Already ‘billions of doses’ are being produced in ten factories around the world by a consortium led by British pharmaceutical firms AstraZeneca

“They will want to see more data on safety and perhaps efficacy before giving a license to vaccinate everyone. In this country, our priorities are pretty clear … we’re going to vaccinate the high-risk people before vaccinating the young, the fit and healthy who are at lower risk. I think most countries will.

“So what we’re looking for this year is an ’emergency use’ authorization that will allow us to go and vaccinate those most at risk as a priority, and then early next year everyone else.” Doctors and other key workers could also receive the vaccine under an interim license, he added.

The professor said Britain’s Medicines and Healthcare Products Regulatory Agency has already been ‘fantastic’, adding: ‘That’s why we say this is one of the best countries in the world to conduct clinical trials – we have a good regulator. informed and sensible who makes decisions based on a risk-based analysis, rather than a set of dogmatic rules ”.

He said he would “be very surprised if they don’t move very fast” when the interim results are released. Professor Hill suggested that data based on just 20 cases of Covid could produce statistically significant evidence that the vaccine is effective, but this may not be enough to eliminate the jab in some countries.

The US Food and Drug Administration, for example, insists on 150 infected participants before accepting the trial’s findings.

Additionally, the US trials have yet to restart after they were halted last month when a patient developed a neurological condition for reasons unrelated to the vaccine. As a result, trials in Great Britain were also stopped, but quickly resumed.

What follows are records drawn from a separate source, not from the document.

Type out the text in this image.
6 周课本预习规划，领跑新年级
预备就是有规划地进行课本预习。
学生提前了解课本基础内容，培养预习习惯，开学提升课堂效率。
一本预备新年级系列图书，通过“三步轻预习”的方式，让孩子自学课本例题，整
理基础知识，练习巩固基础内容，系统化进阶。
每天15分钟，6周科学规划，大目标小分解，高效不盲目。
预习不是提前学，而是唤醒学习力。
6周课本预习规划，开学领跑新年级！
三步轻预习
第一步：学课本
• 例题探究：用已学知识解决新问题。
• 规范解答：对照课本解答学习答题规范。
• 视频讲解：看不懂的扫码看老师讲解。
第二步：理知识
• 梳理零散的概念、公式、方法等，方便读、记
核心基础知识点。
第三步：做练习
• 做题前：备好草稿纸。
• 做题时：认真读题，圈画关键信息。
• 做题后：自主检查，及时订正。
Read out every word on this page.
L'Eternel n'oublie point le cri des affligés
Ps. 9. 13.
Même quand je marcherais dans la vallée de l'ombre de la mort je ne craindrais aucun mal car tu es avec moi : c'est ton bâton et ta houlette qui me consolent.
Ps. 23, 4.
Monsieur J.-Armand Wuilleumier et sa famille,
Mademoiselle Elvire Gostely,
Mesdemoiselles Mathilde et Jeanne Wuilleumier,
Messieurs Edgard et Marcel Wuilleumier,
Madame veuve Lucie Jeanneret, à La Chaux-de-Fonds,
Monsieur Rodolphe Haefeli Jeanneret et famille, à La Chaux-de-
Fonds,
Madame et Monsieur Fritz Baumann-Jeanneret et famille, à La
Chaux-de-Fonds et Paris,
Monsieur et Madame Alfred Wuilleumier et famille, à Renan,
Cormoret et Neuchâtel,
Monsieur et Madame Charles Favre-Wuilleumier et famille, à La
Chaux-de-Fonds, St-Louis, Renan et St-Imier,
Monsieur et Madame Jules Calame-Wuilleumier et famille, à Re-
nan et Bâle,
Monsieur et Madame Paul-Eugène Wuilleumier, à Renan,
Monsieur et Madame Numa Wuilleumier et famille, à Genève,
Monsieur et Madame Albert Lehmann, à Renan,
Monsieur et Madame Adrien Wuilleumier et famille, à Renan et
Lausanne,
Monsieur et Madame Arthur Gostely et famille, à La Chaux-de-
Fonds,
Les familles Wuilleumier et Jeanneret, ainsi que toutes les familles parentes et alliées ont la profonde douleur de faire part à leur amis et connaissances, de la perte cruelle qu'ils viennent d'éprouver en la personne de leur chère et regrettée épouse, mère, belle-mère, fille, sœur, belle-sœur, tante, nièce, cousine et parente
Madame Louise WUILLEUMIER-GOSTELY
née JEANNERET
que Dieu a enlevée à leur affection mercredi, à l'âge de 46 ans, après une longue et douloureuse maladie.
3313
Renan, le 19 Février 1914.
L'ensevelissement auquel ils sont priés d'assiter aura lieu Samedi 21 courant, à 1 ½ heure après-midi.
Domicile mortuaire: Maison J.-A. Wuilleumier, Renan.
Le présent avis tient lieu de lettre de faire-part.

Speaking online with members and alumni of Magdalen College, Oxford, Professor Hill said: “ Much of the reason drug trials typically take so long is that academics had to spend months writing reports and seeking funding. between its stages. In this case, money has not been a problem.

He suggested that the Oxford vaccine, given with two injections four weeks apart, would likely provide strong protection against Covid-19 because it leads to both antibodies and T-cell immunity. The latter means that the body’s white blood cells are prepared to destroy any tissue that becomes infected.